Writers from ancient times were not interested in history simply as a series of facts. They wrote to make a point in which what actually happened was not all that important provided they got across to us readers the truth they were trying to express. Sadly this has meant that some modern people have dismissed such stories, particularly the stories about Jesus, as pure fiction, as fairy stories, and have missed the history, the facts, lying beneath the stories, as well as the deep truths the writers of the Gospels are trying to tell us.
Sometimes however, as in today’s Gospel, (Luke 3:1-6) glimpses of what we call real history, real historical facts, suddenly appear. So, if you know your History of Rome, you can, with no trouble at all I am sure, date the 15th year of Tiberius Caesar off the top of your head….. ?? 29AD of course!! Luke gives us this, and a few more dates and facts, because he wants to make it clear to us that, unlike the stories of the Roman and Greek gods, this story is about real people who lived real lives in real time.
Equally, if I wanted to, I could give you the facts lying beneath the other two readings. But if I did so, if I bewildered most of you with dates from the time the Jews spent in Babylon (1st reading from Baruch) or the geography of where exactly Philippi was (Our 2nd Reading Phil 1:3-11) I would actually lead you away from the message that all our readings are trying to convey to us in various ways.
But facts of a sort are relevant to every message in the Bible, because the Bible is a history of a people, the Jews, becoming more and more aware that their God was not like the gods of other peoples. The stories about their God were about a real power underlying the whole Universe. Their God was NOT some kind of magic magician who might be persuaded to help them, to take their side against other people, if he felt like it. Their God, who is our God, is rather THE one true God who wants goodness and truth and justice from the human beings he has created. Our God is a God who does not take sides in our human squabbles and wars but is always merciful, standing for what is fair and good, and so always hoping that we will love and care for everyone the way he does
This is what the Advent message in this run up to Christmas is all about isn’t it? We take it for granted as Christians, unlike some people out there, that Christmas, is about more than just presents and food and fun. We know that Jesus comes to us at Christmas, not just to bring us joy and peace but also to challenge us to work in the real world for justice and truth whatever the cost. In fact, we Christians think this is so important that we gather, not just at Christmas, but every Sunday to remember, to reinforce this truth, and to try to live it out every day in our real lives. Sunday Mass is not an added extra for those who feel like it, but a vital weekly injection of God’s truth. The mercy that every human being needs binds us more closely to God and what he wants, instead of following blindly our own feelings and desires.

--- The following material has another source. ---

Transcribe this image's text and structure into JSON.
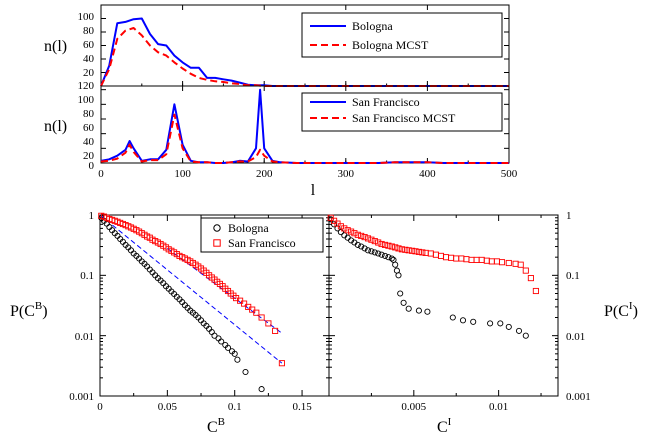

Of course this longing for truth and justice can weigh us down as we look at the realities of the world, and the realities of our own lives with all our faults and failures. Advent therefore does not just challenge us but also offers us hope. The image of the way of the Lord when mountains and hills are laid low, and valleys filled in, is not meant to make us think of motorway construction, but of the way God can and does lift our hearts and show us a way through when things get too much for us. So John the Baptist today tells us that our failings, our sins, can be forgiven.

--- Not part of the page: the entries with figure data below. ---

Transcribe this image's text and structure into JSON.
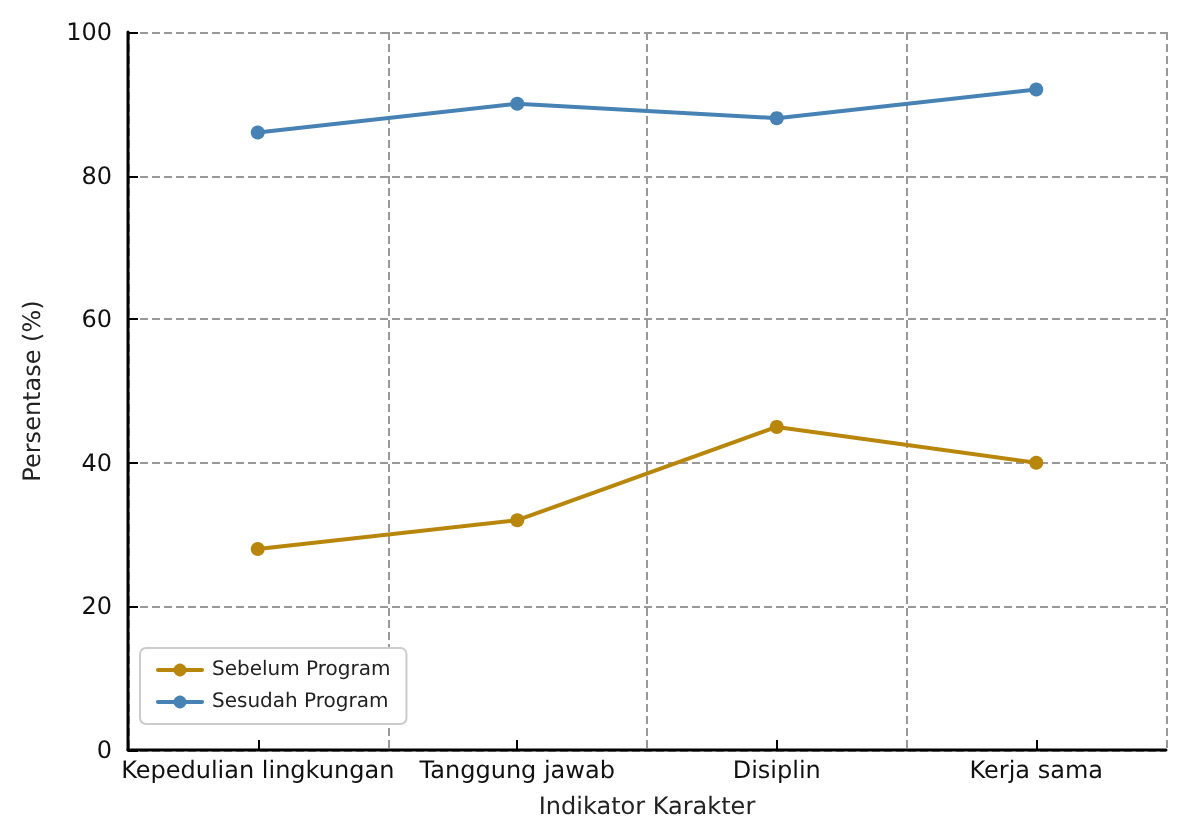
{
  "chart_data": {
    "type": "line",
    "xlabel": "Indikator Karakter",
    "ylabel": "Persentase (%)",
    "categories": [
      "Kepedulian lingkungan",
      "Tanggung jawab",
      "Disiplin",
      "Kerja sama"
    ],
    "series": [
      {
        "name": "Sebelum Program",
        "color": "#b8860b",
        "values": [
          28,
          32,
          45,
          40
        ]
      },
      {
        "name": "Sesudah Program",
        "color": "#4682b4",
        "values": [
          86,
          90,
          88,
          92
        ]
      }
    ],
    "ylim": [
      0,
      100
    ],
    "yticks": [
      0,
      20,
      40,
      60,
      80,
      100
    ],
    "grid": true,
    "legend": "bottom left",
    "marker": "circle",
    "line_style": "solid"
  }
}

St Paul says some marvellous words to the Christians in Phillipi (Phil 1:3-11) which apply to us as well, don’t they? He prays with joy for them and for us, remembering all that they and we have done to spread the good news. He assures them, and us, that although we may feel inadequate in the face of so many problems, in our own lives and in the world at large, he is quite certain, as he says “that the One who began this good work in you will see that it is finished when the Day of Christ Jesus comes.” It’s something I often say at funerals. Our lives are always less than perfect. However much good we have done, there is so much more we could do. There are always things that we regret. But God will take everything we have done, even our smallest acts of love, and, purging away our silly mistakes and failures, will perfect us with his mercy and love.
We repent not to feel guilty, but in order to see more clearly the perfection that God wants for us and for our world, and in which he has given us our small part to play.